On the other hand, Penberthy also ensures ALP hacks like Stephen Loosely also have a say. And Anita Quigley is no raving right-wing nutter.
Compare the Opinion pages of the DT to that of, say, the Sydney Morning Herald. I often find SMH opinion pages so boring and predictable. Generally just pieces by the usual suspects – Gerard Henderson, the token conservative bimbo Ms Devine, the latest splash from anti-Semite Daniel Pipes. And if we are lucky, some soft lifestyle piece by the opinion editor herself Julia Baird.

From time to time, there is a decent article by a Herald journo or an independent expert like Professor Amin Saikal or even a new face (such as the recent piece on the head scarf issue by young Muslim lawyer Amal Awad). But these are exceptions, not rules.

The DT may be seen as a tabloid.
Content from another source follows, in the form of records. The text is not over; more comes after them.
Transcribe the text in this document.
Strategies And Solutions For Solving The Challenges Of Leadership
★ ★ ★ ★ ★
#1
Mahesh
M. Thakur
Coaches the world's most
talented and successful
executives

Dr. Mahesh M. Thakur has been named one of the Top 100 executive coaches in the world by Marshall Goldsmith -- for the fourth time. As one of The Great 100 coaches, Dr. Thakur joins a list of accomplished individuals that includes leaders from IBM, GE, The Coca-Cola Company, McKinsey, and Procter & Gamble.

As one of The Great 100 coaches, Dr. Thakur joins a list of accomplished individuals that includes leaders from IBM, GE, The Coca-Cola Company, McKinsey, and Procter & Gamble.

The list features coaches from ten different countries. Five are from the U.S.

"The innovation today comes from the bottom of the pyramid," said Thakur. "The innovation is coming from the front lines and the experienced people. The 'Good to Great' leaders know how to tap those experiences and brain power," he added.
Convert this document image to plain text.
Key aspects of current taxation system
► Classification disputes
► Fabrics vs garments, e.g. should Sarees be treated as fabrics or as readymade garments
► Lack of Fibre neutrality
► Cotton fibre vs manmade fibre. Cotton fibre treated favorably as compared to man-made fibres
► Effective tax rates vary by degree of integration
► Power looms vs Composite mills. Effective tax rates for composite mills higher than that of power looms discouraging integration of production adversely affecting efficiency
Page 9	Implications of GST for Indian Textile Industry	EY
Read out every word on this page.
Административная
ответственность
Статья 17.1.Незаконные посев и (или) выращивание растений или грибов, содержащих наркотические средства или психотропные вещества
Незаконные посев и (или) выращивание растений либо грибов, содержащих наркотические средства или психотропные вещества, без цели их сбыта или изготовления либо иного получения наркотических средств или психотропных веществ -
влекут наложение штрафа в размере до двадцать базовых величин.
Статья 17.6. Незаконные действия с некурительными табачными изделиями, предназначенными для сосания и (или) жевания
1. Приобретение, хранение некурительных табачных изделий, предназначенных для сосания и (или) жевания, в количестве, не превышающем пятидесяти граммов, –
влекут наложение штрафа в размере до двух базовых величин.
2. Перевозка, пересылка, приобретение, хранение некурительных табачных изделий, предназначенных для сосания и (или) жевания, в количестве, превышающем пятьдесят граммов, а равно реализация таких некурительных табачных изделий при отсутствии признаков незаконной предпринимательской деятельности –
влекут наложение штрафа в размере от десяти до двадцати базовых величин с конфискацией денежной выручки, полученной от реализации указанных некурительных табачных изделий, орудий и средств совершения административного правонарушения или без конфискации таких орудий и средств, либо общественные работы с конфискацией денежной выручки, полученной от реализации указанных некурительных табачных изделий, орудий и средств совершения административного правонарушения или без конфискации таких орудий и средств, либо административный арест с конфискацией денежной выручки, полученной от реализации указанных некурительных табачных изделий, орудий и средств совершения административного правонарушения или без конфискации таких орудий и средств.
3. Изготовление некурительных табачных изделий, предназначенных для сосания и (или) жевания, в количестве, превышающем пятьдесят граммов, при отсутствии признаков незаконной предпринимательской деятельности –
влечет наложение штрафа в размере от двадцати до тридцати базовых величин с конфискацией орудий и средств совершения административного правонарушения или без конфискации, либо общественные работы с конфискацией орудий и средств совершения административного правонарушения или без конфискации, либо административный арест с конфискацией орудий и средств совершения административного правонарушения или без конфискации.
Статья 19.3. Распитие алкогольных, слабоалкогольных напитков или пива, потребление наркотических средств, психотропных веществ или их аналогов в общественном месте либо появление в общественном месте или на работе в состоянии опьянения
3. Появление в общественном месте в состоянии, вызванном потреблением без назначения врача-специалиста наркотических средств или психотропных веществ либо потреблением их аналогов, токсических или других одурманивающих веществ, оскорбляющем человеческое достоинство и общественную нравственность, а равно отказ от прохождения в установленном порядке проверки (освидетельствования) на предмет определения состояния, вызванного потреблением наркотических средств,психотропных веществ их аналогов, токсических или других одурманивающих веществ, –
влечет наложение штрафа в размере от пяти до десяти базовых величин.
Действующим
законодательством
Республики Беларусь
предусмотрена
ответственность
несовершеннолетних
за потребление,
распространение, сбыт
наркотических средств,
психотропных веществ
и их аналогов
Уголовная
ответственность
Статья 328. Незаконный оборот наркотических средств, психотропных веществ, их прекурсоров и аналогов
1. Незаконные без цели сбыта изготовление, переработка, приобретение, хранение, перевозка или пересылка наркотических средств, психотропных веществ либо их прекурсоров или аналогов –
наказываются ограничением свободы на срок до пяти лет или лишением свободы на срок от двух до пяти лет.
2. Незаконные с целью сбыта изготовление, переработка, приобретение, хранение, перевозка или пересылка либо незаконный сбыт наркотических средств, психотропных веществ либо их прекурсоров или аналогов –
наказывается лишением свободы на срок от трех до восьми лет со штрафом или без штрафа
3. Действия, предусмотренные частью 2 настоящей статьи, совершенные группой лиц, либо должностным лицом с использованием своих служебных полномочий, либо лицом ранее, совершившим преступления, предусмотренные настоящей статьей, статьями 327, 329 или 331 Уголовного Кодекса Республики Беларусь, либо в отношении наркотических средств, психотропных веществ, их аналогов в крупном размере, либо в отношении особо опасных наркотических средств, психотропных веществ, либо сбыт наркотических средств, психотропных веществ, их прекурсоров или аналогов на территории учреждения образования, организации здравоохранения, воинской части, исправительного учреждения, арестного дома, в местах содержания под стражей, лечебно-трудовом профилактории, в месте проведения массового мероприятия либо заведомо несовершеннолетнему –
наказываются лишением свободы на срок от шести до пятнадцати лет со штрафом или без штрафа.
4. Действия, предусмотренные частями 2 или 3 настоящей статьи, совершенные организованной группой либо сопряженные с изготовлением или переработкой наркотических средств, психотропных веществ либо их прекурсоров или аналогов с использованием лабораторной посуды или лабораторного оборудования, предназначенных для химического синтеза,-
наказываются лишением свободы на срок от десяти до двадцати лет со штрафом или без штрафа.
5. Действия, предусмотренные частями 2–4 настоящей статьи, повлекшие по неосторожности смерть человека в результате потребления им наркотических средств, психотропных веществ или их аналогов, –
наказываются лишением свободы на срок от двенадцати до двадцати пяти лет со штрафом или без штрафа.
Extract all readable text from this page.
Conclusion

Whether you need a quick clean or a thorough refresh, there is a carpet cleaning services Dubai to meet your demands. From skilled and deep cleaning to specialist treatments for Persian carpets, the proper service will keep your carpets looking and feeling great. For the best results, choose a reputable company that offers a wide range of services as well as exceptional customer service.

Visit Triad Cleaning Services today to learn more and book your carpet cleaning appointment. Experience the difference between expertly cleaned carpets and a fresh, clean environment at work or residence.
But the SMH is not far behind. Which probably explains the mass-exodus of Herald journos southward to join the Age. I give the DT another 12 months before the quality of its news surpasses that of the SMH. Perhaps then, the two papers could swap names.

I can just see it now. The Sydney Morning Telegraph. And the Daily Herald!

The SMH is still my favourite paper. Well, until recently, when I discovered how my views sharpened after religiously reading the Australian Financial Review. And the best Opinion pages in Australasia have to be those of the Canberra Times and the New Zealand Herald.

Yet the Telegraph has its place. It has the biggest readership. It cannot be ignored. Certainly Liberals don’t ignore it. Which explains why so many members of the Group used to take David Penberthy out to lunch so often. When Penberthy was writing pieces praising Group Young Liberal presidents, he was a good bloke. Why is he suddenly being treated as the devil incarnate by certain Liberals?

No DT columnist or journo puts a gun to a Liberal Party person and forces then to speak. If scandals about Liberal leaders reach the hallowed pages of the DT, it is less a reflection on the paper and its editor. It is, rather, more a reflection on the factional rivalries and nastiness within the Party itself.